В полковой санчасти и на последующих этапах лечения установили, что осколок пробил каску и тремя кусочками впился в лобную кость; один, торчавший, удалили в полковом госпитале; второй, воткнувшийся во внутреннюю стенку лобной кости, наполовину разрушенный антителами, извлек умелый хирург лишь недавно, 49 лет спустя — в апреле 1992 года. Он часто меня беспокоил, особенно в ненастную погоду (над ним кожа вздувалась подобно фурункулу). Интересно, что одно время он надолго затихал, а к началу последнего десятилетия прошлого века он вдруг пробудился и пришлось его удалять. На этом месте теперь небольшая впадина, хорошо вписавшаяся в лобную морщину. Тогда меня спрашивали, а не связано ли «пробуждение» осколка с телесеансами Кашпировского. Это меня насторожило: ведь у меня в голове есть еще и третий! А что если он тоже пойдет, да не в ту сторону, не наружу, а внутрь, к головному мозгу! Но все обошлось благополучно: как полагают хирурги (на основании рентгеновских снимков и других показателей), третий осколочек слишком близок к мозговой оболочке и трогать его опасно. К тому же он меня не тревожит. За такое время он мог быть разрушен антителами, что частично произошло со вторым осколком, который мне показал хирург. А сеансы Кашпировского я, на всякий случай, смотреть перестал.
Это ранение я назвал легким, поскольку менее чем через неделю после первой операции был уже на передовой.

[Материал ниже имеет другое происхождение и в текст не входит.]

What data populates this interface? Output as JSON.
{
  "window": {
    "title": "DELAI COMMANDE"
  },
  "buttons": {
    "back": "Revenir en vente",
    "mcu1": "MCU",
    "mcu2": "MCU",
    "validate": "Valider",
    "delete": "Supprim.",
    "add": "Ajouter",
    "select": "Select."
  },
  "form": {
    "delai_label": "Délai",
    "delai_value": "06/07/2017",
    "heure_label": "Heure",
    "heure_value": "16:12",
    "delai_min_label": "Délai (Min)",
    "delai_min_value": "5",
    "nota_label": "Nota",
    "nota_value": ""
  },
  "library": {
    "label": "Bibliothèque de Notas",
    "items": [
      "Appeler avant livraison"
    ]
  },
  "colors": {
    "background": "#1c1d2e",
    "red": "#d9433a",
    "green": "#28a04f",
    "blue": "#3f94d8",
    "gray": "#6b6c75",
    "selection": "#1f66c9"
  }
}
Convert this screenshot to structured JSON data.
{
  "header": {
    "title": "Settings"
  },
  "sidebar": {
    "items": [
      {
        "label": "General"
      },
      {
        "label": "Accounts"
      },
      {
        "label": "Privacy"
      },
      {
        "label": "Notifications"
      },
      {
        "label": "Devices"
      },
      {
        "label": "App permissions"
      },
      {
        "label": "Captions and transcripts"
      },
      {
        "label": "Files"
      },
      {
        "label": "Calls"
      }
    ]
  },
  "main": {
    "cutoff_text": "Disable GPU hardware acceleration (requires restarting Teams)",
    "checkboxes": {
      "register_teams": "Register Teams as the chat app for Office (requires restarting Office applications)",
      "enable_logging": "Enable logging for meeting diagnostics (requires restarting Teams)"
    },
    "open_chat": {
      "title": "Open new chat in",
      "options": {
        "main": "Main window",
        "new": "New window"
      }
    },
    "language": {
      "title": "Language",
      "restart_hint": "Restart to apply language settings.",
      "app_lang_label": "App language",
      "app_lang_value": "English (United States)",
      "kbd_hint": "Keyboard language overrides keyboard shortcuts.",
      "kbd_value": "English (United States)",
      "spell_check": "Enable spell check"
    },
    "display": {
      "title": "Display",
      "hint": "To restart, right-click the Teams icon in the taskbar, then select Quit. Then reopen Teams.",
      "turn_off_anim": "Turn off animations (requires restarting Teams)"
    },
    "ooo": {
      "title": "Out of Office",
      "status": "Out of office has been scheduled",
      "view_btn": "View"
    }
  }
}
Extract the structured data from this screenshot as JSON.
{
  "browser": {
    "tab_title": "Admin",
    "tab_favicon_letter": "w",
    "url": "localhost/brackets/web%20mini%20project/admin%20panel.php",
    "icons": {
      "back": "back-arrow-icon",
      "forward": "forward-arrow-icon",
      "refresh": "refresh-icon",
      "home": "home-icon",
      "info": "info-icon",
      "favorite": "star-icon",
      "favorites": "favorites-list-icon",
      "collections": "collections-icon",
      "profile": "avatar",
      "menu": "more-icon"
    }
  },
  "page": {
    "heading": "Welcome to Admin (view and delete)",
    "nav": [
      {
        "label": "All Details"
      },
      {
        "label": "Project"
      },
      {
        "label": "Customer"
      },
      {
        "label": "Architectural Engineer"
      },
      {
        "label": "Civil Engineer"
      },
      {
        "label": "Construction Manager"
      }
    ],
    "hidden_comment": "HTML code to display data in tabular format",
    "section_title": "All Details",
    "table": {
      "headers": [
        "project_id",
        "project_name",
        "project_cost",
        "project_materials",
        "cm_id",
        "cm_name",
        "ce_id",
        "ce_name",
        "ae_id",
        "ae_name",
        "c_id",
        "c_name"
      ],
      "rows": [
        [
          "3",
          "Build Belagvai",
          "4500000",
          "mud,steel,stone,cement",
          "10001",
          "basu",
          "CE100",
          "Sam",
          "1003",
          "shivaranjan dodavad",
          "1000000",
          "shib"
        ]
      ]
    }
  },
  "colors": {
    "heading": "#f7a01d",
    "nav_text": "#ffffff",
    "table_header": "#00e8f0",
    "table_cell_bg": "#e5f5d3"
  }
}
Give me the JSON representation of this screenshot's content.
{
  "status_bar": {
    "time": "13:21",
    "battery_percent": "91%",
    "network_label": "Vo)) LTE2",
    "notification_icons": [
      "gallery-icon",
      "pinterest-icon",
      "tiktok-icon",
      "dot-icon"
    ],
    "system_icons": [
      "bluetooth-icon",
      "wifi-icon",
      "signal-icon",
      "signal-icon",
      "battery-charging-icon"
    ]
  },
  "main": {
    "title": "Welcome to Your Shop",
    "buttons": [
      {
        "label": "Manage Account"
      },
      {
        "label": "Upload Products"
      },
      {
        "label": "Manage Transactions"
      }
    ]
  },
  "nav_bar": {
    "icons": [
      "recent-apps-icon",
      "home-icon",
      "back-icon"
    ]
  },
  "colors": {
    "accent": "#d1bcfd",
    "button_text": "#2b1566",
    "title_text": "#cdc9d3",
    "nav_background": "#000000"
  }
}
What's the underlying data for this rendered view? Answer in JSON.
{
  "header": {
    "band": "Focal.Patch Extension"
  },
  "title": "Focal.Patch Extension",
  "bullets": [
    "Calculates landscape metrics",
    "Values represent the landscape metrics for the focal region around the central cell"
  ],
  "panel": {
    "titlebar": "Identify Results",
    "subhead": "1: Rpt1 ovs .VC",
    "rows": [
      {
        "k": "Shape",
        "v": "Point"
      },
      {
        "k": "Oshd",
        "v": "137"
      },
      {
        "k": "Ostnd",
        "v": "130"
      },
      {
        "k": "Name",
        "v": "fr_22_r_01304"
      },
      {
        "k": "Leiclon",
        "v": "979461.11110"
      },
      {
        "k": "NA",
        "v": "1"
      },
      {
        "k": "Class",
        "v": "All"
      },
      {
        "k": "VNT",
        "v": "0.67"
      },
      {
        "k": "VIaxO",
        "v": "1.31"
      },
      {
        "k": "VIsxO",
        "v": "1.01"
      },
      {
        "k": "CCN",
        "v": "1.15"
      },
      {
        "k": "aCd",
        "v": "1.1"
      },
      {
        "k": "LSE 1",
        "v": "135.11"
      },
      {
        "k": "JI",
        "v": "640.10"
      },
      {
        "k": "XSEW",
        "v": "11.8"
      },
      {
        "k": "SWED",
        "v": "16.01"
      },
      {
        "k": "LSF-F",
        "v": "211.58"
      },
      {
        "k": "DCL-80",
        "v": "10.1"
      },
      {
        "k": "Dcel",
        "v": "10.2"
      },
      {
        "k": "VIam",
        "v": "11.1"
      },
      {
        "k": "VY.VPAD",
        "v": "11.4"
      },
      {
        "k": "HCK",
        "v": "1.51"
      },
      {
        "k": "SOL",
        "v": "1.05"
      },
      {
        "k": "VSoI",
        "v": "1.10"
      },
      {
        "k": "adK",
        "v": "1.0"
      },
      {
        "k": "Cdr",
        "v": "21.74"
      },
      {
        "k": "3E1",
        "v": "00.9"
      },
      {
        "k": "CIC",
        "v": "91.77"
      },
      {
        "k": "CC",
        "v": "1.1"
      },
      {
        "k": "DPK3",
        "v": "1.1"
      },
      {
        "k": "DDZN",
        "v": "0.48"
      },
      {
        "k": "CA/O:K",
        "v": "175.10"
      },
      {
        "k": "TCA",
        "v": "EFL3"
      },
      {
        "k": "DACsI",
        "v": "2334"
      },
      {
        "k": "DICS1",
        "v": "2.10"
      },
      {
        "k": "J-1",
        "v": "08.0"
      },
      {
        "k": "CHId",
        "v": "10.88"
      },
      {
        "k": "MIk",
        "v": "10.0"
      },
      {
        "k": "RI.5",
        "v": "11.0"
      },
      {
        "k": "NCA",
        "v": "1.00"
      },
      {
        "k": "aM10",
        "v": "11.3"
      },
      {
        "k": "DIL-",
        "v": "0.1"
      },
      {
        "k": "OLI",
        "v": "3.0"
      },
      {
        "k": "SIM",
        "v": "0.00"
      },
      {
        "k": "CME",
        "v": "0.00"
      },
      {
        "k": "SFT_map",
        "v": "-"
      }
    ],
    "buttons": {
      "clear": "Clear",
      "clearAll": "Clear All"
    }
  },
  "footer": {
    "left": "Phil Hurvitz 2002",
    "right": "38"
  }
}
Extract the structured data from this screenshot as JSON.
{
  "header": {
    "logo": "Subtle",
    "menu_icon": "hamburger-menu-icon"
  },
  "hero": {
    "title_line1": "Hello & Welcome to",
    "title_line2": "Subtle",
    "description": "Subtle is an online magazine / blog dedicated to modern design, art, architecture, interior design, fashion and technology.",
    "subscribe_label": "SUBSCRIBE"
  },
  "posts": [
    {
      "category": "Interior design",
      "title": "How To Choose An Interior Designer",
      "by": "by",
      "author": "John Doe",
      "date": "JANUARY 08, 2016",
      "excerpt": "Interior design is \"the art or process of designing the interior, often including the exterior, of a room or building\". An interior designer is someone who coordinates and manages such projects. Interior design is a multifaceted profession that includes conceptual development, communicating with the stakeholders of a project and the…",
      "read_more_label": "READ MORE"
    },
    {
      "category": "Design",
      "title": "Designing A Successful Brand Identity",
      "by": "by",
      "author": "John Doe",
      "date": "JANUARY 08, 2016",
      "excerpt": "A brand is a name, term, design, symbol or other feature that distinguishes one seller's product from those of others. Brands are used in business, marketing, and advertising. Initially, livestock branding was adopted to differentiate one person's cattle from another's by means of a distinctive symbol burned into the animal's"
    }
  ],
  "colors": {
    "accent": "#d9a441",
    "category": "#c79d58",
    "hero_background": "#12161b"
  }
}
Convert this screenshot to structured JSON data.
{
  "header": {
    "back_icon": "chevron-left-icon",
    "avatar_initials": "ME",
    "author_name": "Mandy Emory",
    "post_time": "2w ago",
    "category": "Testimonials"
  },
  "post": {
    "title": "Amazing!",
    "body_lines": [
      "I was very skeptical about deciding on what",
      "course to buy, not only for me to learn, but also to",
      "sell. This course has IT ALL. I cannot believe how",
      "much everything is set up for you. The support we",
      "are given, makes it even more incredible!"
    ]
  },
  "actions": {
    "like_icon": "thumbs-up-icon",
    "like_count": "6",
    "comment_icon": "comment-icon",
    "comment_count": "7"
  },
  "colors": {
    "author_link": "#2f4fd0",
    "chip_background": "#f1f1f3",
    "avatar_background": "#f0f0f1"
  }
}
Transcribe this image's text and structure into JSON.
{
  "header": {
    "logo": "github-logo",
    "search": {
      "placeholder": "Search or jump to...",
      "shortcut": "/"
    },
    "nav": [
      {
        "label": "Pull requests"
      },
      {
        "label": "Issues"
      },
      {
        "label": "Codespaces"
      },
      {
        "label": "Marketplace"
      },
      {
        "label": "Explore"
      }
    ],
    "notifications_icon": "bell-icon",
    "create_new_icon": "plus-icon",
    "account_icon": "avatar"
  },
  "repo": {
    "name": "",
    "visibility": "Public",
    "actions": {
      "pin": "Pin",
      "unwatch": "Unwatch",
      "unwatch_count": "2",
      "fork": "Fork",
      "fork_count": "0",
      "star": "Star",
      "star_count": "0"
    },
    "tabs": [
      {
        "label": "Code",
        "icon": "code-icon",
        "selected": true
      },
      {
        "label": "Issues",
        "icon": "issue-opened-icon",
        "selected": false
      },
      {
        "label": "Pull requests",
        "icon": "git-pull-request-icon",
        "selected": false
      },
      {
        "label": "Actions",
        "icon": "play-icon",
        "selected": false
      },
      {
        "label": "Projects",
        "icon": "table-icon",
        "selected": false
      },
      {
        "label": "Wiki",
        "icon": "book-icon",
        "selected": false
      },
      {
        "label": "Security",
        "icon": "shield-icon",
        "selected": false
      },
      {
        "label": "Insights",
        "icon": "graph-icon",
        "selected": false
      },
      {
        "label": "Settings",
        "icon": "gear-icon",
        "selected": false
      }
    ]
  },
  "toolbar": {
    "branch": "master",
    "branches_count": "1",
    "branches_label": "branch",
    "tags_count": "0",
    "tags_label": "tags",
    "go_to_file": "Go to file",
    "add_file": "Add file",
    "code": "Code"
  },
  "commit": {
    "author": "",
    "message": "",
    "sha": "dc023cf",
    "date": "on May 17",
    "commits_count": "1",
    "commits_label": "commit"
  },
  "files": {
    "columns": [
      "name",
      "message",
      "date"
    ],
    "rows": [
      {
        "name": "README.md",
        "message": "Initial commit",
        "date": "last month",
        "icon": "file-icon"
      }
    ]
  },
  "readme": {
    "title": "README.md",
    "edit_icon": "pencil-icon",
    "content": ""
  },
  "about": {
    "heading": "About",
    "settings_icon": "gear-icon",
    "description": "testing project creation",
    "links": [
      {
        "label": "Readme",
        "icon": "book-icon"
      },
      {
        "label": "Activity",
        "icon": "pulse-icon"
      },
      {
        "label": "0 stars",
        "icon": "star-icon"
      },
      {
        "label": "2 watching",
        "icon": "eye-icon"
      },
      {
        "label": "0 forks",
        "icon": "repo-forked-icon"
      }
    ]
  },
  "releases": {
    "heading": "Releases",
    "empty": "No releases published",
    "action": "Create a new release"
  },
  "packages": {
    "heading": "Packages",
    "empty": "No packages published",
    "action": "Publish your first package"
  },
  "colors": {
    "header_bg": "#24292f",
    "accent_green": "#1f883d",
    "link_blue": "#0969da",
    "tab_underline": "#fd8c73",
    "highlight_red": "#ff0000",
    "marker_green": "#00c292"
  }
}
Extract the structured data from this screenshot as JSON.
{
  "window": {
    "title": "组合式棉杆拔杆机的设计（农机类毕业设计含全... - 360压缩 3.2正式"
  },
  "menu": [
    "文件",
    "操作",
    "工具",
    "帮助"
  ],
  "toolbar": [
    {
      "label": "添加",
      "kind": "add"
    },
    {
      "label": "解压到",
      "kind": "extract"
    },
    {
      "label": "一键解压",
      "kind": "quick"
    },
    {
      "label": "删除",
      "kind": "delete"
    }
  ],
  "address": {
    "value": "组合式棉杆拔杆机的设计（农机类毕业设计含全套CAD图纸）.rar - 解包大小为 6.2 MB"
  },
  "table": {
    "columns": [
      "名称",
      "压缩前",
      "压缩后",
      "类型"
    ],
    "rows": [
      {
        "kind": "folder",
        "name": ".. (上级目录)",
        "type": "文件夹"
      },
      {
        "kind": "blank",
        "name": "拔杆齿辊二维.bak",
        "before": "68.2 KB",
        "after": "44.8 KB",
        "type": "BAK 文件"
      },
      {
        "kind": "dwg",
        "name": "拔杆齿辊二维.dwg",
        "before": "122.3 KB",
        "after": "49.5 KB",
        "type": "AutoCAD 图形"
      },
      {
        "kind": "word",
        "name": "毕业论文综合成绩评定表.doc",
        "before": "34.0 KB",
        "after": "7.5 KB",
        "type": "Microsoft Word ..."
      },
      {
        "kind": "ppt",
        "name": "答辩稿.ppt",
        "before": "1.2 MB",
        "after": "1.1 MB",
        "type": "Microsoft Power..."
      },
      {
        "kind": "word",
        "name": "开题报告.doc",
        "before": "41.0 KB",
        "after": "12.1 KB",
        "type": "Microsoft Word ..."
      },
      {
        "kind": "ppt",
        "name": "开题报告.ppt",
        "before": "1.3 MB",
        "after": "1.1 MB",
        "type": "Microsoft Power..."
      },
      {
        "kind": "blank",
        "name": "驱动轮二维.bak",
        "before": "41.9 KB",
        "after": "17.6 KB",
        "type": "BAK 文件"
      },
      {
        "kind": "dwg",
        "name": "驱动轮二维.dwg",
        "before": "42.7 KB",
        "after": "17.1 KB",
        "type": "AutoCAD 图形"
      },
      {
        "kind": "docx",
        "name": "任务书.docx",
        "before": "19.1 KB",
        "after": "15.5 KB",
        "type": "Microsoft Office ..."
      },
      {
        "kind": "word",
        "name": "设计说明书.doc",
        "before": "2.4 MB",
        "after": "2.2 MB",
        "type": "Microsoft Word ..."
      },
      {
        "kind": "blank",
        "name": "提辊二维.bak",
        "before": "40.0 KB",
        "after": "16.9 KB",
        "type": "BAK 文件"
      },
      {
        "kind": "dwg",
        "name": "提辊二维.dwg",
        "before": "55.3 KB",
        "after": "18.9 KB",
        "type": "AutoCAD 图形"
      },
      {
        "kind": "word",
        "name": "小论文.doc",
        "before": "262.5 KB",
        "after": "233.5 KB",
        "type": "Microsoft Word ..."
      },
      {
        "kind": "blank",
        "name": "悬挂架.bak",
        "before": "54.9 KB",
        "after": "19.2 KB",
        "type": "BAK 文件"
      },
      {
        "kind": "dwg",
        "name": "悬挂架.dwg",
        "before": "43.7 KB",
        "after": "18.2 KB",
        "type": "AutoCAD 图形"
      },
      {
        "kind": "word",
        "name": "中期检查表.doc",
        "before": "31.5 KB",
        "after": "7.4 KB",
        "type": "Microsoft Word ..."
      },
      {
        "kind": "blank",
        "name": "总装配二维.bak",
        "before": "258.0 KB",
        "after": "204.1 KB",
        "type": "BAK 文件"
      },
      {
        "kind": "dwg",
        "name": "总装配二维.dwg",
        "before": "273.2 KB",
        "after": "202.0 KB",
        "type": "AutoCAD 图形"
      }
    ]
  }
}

Надо сказать, что голове моей досталось, как говорят, «с лихвой». При одной из тяжелых контузий, очнувшись, пощупал ее — мне показалось, что она мягкая: пальцы вдавливаются как в спущенный футбольный мяч. Дивизионный врач сказал, что это связано с потерей чувствительности в пальцах рук от контузии головы и спины. Работа пальцев скоро восстановилась, но голова еще долго болела. Вторая тяжелая контузия головы и спины произошла во время атаки по заболоченному полю. Я находился в мелком окопчике, когда почти рядом со мной разорвался крупнокалиберный снаряд. Он глубоко вошел в мягкую землю, поэтому ни один осколок меня не задел, зато я пострадал от взрывной волны и падавших на меня крупных комков земли. Очнулся, когда мое подразделение уже ушло далеко вперед; подобрали меня санитары. От такой контузии у меня была повреждена перепонка левого уха и долго не действовала левая рука. До сих пор я туговат на левое ухо, и оно более чувствительно к простудам. Рука стала действовать через несколько недель после контузии, но еще долго (даже несколько лет после войны) в плохую погоду она отнималась или болела.
Однажды контузило близко к уху пролетевшей пулей, выпущенной противником из снайперской винтовки с очень близкого расстояния. Я стоял на перекладине полуразрушенного сарая и через небольшое отверстие, сделанное мною в соломенной крыше, корректировал минометный огонь моего подразделения. Я свалился с перекладины как мешок. К моему счастью, на полу лежало много соломы с крыши этого сарая. Зато при наступлении мы увидели «плоды» нашей «работы» — подбитый нами танк и несколько убитых, как мы их называли, «фрицев».